Pauvre matériau humain qu’Octobre a arraché au doux sommeil du knout par le fracas des décharges de Mosin-Nagant dans le palais d’Hiver et qui désormais s’agite dans la gloire révolutionnaire et l’infinie petitesse de l’individu. Pauvres Russes qui confondent l’hypothétique arrivée de bleus de travail avec la parousie, le marxisme et le marfisme — de Marfa, une femme désirée —, mais qui sont capables de mourir pour que cela change — cela ? Le monde, lui, moujik crasseux, les villages, les bleus, tout, tout parce qu’il n’en peut plus, il n’en veut plus. Et un coup de feu retentit et un homme tombe, il tombe pour la Révolution ? pour la Justice ? pour quoi tombe-t-il ? Pour lui, d’abord, il tombe pour lui, car ce pauvre lambeau de matériau humain est humain, pleinement humain et qu’il vaut mieux mourir en homme vivant que vivre en cadavre. De toute façon, le tireur a décidé pour lui. Dans une révolution, une guerre civile, chacun travaille à faire de l’autre, de celui d’en face, un martyre.

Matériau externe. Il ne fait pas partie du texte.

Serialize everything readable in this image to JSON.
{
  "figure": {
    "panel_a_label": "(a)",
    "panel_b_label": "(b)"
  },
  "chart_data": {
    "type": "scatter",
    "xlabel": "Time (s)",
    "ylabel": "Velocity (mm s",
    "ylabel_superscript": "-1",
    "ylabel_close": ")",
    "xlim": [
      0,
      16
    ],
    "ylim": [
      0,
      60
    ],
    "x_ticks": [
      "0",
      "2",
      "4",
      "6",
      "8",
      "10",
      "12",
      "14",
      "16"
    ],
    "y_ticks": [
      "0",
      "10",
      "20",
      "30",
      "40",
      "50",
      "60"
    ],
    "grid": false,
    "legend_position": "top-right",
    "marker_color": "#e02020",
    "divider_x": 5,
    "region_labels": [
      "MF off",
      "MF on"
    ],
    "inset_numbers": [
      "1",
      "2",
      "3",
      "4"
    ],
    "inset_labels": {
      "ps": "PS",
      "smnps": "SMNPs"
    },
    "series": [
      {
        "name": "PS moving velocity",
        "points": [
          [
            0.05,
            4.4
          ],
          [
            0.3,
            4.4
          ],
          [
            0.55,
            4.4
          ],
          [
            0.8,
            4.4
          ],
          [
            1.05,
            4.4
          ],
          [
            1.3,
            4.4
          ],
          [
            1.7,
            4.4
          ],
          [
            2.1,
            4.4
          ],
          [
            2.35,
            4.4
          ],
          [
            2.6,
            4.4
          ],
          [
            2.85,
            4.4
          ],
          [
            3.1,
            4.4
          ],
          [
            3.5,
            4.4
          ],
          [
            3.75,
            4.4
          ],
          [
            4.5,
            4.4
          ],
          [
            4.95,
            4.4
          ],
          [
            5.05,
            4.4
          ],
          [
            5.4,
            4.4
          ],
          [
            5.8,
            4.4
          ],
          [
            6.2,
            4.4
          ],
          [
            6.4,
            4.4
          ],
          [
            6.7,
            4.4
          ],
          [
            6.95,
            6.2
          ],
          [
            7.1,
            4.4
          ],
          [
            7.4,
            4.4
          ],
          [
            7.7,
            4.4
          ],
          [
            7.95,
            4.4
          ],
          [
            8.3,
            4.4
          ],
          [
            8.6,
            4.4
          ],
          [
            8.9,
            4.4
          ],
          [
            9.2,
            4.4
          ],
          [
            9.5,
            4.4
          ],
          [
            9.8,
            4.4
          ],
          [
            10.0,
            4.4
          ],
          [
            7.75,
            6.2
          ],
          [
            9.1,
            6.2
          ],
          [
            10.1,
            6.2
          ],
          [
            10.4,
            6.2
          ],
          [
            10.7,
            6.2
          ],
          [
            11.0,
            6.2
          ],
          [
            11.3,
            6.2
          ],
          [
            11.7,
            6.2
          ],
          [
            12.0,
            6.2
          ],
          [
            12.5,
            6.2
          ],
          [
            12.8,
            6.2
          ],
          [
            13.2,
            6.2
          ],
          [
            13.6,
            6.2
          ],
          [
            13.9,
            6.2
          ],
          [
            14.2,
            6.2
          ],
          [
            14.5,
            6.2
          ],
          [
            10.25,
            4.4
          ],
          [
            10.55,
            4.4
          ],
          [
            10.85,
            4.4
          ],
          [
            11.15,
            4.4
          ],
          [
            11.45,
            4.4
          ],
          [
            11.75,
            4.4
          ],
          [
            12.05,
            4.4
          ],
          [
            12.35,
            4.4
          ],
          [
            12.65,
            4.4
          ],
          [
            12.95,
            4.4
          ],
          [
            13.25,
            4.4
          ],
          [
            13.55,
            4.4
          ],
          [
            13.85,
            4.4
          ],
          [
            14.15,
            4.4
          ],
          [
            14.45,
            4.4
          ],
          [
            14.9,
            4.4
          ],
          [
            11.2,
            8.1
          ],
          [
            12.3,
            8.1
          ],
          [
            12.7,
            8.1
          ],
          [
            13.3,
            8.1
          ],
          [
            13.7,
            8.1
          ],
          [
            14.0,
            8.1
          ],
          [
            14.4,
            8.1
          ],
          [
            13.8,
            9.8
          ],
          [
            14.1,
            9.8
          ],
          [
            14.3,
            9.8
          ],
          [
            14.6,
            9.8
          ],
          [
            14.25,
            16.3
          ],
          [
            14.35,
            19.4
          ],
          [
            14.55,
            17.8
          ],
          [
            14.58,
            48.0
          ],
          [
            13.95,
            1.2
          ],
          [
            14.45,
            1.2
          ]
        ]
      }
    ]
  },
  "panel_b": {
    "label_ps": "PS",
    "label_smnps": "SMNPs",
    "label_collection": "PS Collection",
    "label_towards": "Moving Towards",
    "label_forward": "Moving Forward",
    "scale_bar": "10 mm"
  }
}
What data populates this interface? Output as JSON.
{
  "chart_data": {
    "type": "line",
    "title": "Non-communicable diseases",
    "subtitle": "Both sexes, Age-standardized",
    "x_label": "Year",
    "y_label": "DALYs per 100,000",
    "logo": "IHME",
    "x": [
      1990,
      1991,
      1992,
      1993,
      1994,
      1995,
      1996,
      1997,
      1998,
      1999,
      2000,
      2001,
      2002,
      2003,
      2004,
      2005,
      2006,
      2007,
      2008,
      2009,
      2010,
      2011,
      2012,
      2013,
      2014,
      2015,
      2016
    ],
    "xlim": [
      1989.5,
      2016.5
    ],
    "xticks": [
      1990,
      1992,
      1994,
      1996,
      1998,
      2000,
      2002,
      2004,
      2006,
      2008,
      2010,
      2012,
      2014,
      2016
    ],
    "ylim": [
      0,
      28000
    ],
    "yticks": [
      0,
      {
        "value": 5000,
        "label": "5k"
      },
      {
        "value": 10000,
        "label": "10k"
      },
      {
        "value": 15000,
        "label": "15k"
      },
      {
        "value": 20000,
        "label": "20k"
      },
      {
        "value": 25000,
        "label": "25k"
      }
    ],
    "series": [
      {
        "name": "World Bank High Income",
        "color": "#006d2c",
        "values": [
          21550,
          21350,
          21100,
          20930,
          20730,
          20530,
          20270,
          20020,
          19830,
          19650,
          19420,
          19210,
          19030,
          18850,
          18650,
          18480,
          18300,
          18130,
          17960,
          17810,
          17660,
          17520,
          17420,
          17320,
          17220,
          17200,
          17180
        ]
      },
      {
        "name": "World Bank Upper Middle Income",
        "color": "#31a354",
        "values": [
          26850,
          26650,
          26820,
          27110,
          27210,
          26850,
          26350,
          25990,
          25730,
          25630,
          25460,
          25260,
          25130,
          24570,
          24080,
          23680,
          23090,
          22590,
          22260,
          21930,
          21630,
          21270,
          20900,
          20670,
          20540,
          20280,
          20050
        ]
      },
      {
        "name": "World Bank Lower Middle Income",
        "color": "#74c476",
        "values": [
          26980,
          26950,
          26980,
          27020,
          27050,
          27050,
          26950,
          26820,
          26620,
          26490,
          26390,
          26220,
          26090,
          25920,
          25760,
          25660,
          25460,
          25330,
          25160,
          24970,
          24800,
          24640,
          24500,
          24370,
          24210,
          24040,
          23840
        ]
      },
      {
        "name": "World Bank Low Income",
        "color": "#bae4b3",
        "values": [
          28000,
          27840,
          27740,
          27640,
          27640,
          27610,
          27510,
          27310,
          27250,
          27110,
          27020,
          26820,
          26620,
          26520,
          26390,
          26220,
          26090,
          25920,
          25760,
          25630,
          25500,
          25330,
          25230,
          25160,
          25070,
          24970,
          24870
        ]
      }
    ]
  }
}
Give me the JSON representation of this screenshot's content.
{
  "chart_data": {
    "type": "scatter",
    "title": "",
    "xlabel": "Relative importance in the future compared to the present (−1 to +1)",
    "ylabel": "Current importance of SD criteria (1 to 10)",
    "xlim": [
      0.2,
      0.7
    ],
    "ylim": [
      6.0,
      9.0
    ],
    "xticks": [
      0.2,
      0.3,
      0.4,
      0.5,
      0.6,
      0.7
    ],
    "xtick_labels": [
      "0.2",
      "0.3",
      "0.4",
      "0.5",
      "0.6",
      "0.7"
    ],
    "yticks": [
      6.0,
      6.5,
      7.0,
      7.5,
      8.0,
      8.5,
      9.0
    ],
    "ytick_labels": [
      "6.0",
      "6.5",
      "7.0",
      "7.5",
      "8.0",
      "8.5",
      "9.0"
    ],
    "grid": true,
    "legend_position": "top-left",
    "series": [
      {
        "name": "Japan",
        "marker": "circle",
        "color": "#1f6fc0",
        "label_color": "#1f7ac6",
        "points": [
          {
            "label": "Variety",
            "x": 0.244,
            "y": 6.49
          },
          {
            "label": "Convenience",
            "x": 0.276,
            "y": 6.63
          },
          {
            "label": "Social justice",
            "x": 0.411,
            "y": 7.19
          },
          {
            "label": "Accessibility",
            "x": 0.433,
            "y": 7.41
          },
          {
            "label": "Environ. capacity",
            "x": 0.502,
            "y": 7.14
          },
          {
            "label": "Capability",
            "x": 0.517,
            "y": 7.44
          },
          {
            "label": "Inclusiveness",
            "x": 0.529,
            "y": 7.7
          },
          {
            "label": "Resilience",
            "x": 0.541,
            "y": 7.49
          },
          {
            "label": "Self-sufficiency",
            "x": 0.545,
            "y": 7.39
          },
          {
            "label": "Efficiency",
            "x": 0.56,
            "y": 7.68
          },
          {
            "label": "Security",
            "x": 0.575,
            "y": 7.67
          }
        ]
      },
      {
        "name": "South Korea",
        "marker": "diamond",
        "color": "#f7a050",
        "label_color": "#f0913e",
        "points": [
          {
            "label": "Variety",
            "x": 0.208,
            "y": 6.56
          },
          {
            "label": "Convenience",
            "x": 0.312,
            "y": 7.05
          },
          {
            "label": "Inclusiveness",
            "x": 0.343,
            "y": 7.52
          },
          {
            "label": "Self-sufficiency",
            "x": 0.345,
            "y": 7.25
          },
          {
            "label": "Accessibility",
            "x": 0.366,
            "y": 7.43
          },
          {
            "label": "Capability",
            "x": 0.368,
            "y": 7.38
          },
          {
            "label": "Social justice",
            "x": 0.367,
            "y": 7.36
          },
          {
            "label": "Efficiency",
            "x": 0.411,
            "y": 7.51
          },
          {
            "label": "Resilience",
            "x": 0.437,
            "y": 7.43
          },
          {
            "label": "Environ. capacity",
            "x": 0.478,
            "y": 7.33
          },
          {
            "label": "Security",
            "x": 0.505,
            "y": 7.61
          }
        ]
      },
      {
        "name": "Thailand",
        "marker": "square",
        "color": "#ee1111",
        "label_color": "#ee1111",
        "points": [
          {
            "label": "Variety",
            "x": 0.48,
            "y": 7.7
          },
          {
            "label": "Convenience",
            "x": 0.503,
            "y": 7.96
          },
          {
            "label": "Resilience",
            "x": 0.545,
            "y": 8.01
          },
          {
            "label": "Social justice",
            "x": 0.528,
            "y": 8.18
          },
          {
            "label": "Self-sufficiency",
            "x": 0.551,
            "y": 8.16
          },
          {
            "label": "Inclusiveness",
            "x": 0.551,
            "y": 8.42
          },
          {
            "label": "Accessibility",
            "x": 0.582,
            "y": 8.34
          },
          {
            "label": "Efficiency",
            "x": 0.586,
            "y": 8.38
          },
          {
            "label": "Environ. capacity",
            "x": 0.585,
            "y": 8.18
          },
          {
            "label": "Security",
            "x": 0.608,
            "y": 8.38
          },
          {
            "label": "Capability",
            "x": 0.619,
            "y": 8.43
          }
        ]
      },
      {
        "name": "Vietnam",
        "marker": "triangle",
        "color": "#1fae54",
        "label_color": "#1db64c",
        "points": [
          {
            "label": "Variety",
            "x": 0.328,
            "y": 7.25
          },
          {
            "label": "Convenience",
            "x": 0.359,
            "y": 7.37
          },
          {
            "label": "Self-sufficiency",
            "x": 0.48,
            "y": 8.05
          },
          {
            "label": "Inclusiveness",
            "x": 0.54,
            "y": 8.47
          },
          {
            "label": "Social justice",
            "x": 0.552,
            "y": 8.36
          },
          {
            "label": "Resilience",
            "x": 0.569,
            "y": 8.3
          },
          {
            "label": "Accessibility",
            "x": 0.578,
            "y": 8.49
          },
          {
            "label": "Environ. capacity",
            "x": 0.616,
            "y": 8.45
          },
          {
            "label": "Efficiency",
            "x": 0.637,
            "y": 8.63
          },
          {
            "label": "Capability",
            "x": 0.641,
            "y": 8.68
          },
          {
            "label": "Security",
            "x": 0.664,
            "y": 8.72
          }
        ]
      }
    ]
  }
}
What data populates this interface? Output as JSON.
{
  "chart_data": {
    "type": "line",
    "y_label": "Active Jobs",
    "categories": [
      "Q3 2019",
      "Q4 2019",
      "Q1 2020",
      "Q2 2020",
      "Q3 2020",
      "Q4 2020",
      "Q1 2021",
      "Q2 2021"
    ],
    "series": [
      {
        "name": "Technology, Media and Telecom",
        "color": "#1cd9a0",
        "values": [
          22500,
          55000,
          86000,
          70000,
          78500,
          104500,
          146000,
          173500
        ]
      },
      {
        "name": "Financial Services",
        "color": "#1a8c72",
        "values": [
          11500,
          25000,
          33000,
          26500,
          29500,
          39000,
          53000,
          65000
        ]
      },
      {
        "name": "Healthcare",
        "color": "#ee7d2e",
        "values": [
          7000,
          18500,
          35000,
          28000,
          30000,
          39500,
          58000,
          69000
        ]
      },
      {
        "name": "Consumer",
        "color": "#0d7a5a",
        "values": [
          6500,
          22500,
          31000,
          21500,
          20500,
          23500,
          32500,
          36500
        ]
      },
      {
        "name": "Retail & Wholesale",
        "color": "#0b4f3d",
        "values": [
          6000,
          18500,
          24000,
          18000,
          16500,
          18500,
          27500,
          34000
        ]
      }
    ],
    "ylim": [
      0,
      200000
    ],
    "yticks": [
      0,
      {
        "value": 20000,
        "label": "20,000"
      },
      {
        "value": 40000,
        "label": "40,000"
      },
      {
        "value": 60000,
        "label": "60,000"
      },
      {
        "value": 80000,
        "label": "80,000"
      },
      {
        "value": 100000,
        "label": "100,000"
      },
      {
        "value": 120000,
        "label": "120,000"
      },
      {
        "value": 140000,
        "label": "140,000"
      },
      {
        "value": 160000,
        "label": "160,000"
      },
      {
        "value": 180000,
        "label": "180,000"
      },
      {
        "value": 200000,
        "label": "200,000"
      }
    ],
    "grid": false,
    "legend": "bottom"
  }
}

Le désabusement, le sens du tragique de Zamiatine ne doit pas faire oublier qu’il y a cru, qu’il a eu raison d’y croire, que les 80 ans de régime soviétique qui s’ouvraient sous ses yeux, malgré toutes les horreurs, les erreurs, les déceptions (là encore), allégeraient le poids sur les épaules courbées du moujik. Il n’y a pas de complaisance, ni d’indulgence chez Zamiatine. Il y a un regard dur et lucide, mais qui se porte sur un objet aimé. L’ironie, le grotesque, le ridicule qui abondent dans les pages de ce recueil ne sont pas là pour avilir ou pour placer le lecteur à distance, à distance et plus haut, en surplomb, en donneur de leçon, au contraire. Zamiatine place le lecteur aux côtés du jeune passager du tramway n°4 (Un drame de dix minutes) et, face à ces nouvelles, nous sommes comme lui devant la colère de ce prolétaire brutal, vulgaire, et terriblement menaçant. Une fois la lecture du recueil terminée, le lecteur doit se faire une raison, il est comme ce jeune passager au moment où le bref récit se clôt : il comprend — ou pas.